Our judicial system legally acknowledges and questions the Trump administration’s political cheap-shots. Is his presence, within existing legal framework, welcome or not? The executive, after all, does have control over agencies like the Department of Education, but is he flouting law like the autocrat the left slander him as? If the court rules in favor of Grimm for this question, this opens up all kinds of opportunities to sue the White House. Pulling out regulations and guidelines that were set by Obama for climate change, health care, immigration, and foreign policy, then there could be a flurry of lawsuits that keep those in place. If a guideline from Obama, rescinded by Trump, is deemed to have legal weight because of this court case’s ruling, then America can maybe continue fulfilling the Paris Agreement. Possibly, insurance protections under Obamacare can be sustained, and Obama’s legally frozen immigration executive orders (DAPA and DACA) could stunningly grant amnesty to illegal immigrants. Perhaps the Iran Deal (the Joint-Comprehensive Plan of
Action – an executive agreement among Heads of State), although with no timeline for sanction relief, will continue.
The massive implications on these legal issues are worth noticing not just because they’re fascinating, but they’re also deeply important. I’d like to argue that these controversies surrounding the transgender rights and bathroom use debate are far greater than the movement itself. Within the framework of pre-emption, not only are civil rights being crushed, but also the fundamental identity of cities – distinct bodies that share a culture, socioeconomic dynamic, and lifestyle than the states they are planted in. Within the GG vs Gloucester County case, not only are civil rights being put to the test, but also 1) the power of the President’s office, 2) the power of the Trump administration, and 3) the power of Obama’s legacy in America. Many wonder if historians will record Obama as a President with truly lasting impact; his agenda could miraculously pushed forward as he water skiis in retirement.
We can sympathize with the fight for LGBTQ rights, but the controversies that our nation faces as a whole are far greater.
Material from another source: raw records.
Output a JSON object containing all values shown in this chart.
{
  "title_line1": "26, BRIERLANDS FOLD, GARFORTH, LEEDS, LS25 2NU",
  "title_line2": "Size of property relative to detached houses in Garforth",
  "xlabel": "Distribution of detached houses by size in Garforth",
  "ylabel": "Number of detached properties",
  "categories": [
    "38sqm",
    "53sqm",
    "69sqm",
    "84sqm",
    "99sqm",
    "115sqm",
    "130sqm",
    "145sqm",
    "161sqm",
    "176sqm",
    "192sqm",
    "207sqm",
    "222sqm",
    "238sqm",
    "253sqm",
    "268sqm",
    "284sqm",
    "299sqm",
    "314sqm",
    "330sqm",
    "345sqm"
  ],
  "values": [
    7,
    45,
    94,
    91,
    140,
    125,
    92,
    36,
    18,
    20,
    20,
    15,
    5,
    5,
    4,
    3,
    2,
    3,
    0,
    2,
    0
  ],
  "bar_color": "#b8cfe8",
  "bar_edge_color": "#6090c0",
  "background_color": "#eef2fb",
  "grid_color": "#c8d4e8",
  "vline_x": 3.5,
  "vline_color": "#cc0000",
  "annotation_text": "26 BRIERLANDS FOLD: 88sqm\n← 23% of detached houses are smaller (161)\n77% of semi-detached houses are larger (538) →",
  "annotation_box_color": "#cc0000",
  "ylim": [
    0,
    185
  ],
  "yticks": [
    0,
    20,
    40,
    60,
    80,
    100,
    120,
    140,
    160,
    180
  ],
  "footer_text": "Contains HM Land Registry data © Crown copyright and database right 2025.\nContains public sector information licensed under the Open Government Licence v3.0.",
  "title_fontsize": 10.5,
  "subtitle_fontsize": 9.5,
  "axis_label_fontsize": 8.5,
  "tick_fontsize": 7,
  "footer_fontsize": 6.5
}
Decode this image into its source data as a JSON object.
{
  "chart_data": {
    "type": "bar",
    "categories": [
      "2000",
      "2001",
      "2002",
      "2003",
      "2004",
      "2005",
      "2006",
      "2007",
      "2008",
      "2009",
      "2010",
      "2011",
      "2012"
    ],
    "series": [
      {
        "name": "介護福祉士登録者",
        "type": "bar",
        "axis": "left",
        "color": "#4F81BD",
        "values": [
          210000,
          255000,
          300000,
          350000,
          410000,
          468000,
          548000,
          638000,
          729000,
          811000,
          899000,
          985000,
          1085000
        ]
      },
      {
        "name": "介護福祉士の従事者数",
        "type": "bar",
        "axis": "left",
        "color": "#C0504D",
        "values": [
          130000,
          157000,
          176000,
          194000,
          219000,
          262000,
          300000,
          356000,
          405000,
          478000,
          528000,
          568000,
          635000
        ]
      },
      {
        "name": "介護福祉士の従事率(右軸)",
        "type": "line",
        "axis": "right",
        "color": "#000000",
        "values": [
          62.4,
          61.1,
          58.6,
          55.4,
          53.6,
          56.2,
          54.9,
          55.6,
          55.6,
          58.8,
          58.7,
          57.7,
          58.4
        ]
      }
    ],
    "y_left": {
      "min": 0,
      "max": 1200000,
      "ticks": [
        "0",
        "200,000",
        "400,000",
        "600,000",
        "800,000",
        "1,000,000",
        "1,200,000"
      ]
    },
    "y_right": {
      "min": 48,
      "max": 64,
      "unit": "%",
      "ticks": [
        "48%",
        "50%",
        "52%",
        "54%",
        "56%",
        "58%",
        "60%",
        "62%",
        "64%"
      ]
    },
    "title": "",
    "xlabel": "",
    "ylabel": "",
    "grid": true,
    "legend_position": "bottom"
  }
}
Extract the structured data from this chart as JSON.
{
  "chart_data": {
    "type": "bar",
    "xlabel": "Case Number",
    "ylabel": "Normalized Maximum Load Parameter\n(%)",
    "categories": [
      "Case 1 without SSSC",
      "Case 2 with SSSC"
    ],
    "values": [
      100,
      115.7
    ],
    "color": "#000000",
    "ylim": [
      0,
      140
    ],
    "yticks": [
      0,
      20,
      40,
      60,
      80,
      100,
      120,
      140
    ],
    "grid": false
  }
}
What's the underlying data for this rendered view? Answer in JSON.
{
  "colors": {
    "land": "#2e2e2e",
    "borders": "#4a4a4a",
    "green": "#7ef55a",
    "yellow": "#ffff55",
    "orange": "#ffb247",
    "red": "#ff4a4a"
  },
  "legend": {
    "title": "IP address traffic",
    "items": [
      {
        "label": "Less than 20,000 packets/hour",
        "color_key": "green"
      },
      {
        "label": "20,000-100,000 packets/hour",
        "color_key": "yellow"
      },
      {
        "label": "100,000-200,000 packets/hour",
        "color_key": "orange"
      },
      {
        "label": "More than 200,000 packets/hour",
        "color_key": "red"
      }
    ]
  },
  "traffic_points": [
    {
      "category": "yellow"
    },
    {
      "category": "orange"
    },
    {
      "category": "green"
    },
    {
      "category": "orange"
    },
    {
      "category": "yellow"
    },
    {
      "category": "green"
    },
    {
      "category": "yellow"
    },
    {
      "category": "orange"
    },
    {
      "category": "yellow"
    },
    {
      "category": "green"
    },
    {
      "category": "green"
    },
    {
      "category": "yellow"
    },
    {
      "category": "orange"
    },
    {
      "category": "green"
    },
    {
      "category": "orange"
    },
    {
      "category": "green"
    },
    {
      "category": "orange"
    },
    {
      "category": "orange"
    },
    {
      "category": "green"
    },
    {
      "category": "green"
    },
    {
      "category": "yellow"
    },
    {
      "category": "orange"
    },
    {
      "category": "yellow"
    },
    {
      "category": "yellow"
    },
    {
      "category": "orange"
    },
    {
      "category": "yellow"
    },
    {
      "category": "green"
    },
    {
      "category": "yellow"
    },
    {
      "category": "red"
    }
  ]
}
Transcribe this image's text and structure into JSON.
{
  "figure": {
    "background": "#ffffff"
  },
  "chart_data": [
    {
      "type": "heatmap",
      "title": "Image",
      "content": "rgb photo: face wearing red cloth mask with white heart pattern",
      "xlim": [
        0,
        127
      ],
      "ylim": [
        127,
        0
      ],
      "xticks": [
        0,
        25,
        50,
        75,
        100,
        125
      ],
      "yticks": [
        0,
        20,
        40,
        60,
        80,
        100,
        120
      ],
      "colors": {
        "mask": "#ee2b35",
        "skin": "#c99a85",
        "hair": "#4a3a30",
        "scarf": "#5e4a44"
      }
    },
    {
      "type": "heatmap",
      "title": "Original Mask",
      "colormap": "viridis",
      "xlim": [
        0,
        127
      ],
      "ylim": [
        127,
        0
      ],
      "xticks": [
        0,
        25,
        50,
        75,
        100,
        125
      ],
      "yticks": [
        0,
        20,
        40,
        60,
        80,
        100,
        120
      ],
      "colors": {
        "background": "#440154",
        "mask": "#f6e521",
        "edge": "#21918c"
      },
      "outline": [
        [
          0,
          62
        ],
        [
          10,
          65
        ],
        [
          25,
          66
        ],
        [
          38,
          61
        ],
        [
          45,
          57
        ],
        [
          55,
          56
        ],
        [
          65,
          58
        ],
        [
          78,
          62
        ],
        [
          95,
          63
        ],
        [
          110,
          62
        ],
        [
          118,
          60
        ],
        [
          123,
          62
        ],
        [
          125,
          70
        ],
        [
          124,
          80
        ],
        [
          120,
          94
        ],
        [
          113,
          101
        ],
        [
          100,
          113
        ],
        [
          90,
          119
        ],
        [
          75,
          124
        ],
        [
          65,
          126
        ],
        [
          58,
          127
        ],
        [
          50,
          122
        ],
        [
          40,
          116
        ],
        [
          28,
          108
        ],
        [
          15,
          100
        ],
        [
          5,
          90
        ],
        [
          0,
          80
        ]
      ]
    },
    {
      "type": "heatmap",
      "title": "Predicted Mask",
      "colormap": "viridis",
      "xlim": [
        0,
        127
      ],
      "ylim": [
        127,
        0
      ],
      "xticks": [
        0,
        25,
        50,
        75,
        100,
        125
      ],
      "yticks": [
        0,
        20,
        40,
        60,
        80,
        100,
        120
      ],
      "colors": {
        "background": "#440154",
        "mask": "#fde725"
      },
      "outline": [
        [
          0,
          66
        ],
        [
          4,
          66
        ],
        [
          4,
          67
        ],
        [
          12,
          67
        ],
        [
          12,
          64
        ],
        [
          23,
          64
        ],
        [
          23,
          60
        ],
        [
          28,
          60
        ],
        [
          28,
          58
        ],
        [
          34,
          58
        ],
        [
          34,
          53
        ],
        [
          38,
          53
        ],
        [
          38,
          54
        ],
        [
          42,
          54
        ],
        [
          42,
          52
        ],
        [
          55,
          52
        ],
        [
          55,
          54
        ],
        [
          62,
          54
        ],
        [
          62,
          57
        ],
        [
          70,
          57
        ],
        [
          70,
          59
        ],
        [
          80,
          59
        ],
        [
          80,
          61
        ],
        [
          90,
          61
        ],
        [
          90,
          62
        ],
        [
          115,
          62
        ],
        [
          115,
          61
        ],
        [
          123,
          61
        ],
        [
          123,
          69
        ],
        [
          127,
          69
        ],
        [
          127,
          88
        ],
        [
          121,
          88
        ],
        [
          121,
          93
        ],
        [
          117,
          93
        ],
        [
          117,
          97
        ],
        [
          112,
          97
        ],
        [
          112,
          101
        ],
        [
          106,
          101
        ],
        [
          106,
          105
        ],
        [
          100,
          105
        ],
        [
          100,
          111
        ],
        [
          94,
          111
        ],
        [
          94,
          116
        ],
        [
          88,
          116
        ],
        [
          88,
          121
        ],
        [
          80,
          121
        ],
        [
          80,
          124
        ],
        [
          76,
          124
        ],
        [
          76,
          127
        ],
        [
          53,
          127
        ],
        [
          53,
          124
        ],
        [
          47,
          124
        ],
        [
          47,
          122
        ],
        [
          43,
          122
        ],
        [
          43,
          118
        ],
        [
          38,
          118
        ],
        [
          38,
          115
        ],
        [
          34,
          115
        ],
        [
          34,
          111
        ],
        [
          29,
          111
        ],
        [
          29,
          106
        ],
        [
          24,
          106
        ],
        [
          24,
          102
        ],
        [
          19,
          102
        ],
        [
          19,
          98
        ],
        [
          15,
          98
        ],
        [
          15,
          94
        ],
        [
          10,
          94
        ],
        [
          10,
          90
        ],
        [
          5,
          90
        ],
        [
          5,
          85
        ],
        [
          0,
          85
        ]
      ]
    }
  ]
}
If we truly care about our comrades, gay or straight, we may need to take a stand against problems that are bigger than individual struggles foremost
Allen Wang was born in Houston, Texas, has lived in Singapore for 5 years, and is a student in the George Washington University class of 2021. As a founder for his Students for Political Activism Club, Allen is currently working to establish the club beyond the Singapore American School. Neither ideologically liberal or conservative, he believes in thorough awareness of the facts before making any conclusion.